Bill discusses a Congressional Response to President Obama's executive overreach

Huizenga says Congress is considering response to Obama’s immigration executive order
Ludington Daily News – Steve Begnoche, November 23, 2014
Congressman Bill Huizenga, R-Zeeland, says members of Congress are trying to understand what exactly President Barack Obama’s immigration executive order means and just how far it goes before deciding how to respond.
“Everybody is trying to take a deep breath and figure out what it is and what it isn’t and what we can and can’t do,” he told the Daily News Friday.
Congress will spend the next week out of Washington, D.C. for the Thanksgiving holiday before returning to resume its deliberation on a response to the executive order that allows illegal aliens in the nation with children and minor aliens brought here by others to stay for the next two years if they meet certain filing requirements.
The president’s announcement included a couple curve balls, Huizenga said.
He, like most Republicans, questions if the president has the authority to do what he did, saying that gets very iffy when it comes to issuing work permits.
Speaker of the House John Boehner, R-Ohio, Friday filed a lawsuit challenging the president’s authority on health care that could be expanded to include the immigration decision, Huizenga said.
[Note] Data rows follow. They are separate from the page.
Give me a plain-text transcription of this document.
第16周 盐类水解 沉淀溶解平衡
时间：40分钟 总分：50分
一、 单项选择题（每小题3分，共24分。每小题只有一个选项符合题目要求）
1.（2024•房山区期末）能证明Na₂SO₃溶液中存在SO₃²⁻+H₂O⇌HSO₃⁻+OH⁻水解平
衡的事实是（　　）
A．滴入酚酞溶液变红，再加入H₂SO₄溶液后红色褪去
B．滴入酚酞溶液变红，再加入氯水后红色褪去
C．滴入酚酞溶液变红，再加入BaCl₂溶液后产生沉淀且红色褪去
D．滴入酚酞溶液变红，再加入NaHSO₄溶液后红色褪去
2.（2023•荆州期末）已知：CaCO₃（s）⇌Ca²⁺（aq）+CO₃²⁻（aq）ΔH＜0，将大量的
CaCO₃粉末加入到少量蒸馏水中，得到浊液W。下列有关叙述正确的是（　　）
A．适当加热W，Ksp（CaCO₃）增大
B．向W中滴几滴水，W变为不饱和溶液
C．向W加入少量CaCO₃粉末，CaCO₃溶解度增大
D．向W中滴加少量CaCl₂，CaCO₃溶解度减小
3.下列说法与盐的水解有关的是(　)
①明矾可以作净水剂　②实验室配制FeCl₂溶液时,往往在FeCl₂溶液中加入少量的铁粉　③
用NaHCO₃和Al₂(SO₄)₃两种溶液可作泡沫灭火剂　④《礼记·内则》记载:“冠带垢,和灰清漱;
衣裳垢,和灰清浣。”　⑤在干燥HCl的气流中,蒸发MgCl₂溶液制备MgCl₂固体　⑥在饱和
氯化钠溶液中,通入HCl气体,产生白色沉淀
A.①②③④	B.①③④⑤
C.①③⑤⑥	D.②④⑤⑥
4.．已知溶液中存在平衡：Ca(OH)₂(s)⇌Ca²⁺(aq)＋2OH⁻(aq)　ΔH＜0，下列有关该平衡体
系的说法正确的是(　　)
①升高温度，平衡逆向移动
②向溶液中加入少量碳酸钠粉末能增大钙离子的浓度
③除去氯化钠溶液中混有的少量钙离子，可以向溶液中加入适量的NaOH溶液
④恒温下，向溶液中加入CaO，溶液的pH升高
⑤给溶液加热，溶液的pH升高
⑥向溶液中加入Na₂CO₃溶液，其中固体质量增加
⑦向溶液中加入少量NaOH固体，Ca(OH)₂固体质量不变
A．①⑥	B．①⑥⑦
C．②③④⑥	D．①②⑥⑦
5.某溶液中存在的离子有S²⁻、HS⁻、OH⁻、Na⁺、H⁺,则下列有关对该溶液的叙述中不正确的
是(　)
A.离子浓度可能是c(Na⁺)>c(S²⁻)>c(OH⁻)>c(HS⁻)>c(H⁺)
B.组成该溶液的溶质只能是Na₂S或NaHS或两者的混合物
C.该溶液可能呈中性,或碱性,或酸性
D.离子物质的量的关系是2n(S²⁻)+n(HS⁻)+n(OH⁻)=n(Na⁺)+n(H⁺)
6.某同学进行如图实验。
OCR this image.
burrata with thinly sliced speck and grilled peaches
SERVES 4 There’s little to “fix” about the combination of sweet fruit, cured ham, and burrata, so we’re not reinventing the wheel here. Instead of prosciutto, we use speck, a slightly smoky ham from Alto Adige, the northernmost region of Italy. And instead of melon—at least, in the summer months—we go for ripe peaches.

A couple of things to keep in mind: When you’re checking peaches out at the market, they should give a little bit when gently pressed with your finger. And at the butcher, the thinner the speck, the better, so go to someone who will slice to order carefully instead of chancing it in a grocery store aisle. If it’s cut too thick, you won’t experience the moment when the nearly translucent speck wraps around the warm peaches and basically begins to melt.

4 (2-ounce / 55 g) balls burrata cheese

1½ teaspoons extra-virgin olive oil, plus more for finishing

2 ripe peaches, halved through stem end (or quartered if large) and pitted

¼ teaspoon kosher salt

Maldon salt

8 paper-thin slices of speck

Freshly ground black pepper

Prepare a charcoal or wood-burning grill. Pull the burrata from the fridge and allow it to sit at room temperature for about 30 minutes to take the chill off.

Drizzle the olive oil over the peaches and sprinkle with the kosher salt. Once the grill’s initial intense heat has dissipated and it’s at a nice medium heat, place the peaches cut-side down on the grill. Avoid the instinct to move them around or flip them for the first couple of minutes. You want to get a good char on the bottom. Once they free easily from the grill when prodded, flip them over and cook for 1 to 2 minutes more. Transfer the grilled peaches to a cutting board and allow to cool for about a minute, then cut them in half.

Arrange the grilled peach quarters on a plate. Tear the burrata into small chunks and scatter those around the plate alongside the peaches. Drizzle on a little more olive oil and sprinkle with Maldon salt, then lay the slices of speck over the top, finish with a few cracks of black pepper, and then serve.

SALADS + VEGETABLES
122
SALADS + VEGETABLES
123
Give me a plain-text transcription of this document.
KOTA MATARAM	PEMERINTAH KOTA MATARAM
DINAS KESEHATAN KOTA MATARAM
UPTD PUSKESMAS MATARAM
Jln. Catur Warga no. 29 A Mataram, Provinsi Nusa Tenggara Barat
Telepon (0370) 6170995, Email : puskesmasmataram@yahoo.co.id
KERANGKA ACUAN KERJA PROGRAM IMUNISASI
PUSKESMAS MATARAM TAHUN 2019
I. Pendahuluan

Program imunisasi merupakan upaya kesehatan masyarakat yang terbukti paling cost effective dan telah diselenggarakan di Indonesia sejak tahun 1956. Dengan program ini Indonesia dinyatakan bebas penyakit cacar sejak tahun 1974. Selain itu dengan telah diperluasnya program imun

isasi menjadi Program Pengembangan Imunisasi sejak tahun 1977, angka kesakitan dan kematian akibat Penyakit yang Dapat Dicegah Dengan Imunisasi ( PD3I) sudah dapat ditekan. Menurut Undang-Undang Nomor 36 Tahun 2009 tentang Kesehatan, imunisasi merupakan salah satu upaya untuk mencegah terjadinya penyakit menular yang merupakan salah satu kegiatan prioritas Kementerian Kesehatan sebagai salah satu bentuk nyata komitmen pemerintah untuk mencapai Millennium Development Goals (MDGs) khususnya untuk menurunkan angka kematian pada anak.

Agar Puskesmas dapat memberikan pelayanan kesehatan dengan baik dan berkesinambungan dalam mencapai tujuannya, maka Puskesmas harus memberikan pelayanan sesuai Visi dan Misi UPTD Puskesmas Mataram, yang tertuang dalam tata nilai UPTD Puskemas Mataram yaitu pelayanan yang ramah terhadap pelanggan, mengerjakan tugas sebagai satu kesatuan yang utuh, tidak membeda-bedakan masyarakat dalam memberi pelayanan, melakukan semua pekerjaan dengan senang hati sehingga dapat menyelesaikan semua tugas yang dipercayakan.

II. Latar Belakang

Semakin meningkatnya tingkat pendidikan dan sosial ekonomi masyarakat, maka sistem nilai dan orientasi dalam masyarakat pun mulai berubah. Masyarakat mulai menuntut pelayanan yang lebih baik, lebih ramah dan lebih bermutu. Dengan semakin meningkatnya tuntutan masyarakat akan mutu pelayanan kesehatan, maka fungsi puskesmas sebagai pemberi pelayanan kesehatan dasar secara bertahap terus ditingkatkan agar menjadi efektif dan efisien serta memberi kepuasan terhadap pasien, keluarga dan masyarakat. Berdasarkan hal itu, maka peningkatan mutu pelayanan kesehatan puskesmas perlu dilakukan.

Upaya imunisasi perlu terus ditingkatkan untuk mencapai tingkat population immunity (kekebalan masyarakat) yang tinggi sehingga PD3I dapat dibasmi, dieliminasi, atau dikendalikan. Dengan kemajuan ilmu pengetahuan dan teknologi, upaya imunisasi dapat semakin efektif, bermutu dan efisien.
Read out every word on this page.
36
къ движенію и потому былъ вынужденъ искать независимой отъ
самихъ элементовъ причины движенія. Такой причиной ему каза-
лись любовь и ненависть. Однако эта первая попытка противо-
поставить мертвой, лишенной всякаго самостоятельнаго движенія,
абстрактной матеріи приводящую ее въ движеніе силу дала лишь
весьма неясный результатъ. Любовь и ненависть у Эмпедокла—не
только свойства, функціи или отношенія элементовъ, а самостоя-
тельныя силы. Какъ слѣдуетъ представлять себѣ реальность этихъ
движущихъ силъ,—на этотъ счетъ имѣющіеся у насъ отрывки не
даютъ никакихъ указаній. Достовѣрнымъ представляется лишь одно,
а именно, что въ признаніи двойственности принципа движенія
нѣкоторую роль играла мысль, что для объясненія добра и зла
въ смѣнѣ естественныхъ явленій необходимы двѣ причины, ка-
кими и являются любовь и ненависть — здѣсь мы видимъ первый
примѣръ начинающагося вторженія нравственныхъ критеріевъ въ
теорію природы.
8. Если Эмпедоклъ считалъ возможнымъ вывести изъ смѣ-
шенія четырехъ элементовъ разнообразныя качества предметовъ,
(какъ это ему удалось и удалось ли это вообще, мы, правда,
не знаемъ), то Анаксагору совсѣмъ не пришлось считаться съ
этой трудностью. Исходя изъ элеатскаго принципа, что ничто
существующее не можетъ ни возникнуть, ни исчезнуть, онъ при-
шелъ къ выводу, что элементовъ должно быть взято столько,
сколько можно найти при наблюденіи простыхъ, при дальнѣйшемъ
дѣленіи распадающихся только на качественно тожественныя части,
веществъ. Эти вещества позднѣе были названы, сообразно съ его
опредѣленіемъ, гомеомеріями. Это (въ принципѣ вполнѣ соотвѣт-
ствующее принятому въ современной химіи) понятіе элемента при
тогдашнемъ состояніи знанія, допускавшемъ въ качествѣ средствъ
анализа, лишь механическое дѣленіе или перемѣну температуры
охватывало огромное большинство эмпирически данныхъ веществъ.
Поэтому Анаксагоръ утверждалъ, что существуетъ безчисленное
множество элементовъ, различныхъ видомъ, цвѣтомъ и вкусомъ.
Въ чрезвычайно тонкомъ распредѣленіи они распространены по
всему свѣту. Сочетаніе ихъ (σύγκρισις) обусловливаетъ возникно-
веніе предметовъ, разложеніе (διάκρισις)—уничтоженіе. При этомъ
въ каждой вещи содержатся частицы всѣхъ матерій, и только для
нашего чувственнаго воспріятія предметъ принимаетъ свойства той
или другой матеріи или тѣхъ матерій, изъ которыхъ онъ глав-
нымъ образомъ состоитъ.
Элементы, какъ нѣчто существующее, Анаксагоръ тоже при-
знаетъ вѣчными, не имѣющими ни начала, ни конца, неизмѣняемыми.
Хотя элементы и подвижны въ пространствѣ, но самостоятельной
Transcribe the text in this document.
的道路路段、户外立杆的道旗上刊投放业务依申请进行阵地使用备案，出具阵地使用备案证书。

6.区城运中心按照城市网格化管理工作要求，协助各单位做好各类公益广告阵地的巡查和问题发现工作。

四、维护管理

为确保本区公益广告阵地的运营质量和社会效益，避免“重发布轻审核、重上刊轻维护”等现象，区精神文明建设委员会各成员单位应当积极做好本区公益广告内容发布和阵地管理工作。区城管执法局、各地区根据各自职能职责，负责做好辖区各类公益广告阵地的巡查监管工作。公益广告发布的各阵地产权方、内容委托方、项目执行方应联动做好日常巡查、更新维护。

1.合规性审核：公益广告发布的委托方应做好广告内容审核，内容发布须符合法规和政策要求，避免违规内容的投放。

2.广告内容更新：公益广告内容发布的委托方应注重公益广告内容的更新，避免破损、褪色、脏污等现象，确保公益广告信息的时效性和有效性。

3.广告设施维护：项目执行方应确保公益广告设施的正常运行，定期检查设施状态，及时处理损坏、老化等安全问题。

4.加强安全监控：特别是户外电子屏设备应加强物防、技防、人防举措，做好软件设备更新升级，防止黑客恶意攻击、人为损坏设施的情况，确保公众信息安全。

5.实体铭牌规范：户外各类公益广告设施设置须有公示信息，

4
The Republican-controlled House had authorized the lawsuit earlier, but Boehner waited until the immigration order to file it.
Huizenga said that even Obama previously questioned the authority of the president to order changes.
“I agree with him earlier when he said he doesn’t have the authority to do this. He or someone helped change his mind,” Huizenga said. “That really is the heart of the problem. The president is trying to go forward without any kind of legislative process.”
Obama and Democrats counter that the House Republicans have not taken up a Senate passed immigration reform bill that many say would pass the House with some, if limited, bipartisan support if allowed to be voted upon.
Huizenga isn’t so sure that is so.
“I don’t think it would pass the House,” he said. “It’s a bipartisan bill, but it’s not a bicameral bill.”
He said the Senate has told the House it can make no changes to the stalled bill. Obama threatened to veto it if the House made changes, too, he said. The demands he said illustrates how the Democratic-controlled Senate works.
“The bottom line is there was not the support in our conference to move ahead with a bill like that,” he said.
Huizenga said immigration reform is needed and the current immigration law presents problems to agriculture in west Michigan and high tech industries.
“My preference is to go after it in a step-by-step process,” he said.
One issue that needs to be tackled is border security.
Huizenga said he agreed with Obama’s call Thursday night for higher pay for border patrols.
“There are some things we aren’t that far apart on,” he said. “We have to go in fix the ag part of this in west Michigan. There are not enough visas to allow people to move back and forth freely to serve the needs here. We have to fix the high tech side.
“We still have the thorny issue of what do we do with the people who are here.”
He agrees with Obama that minors who had no choice when brought here represent a different issue than an adult who knew they were breaking the law when sneaking across the border into the U.S.
“There are solutions out there,” Huizenga said.
He said it’s unclear whether the current Congress will come up with a response to Obama’s order or if a response will wait until the new Congress is seated in January. Then Republicans will control both the House and the Senate.
No matter what, he said, rhetoric should cool.
“Everybody needs to grow up here a little bit and try to solve these issues,” he said. “That is frustrating to me and a number of my colleagues … We need to dial down everybody’s rhetoric.”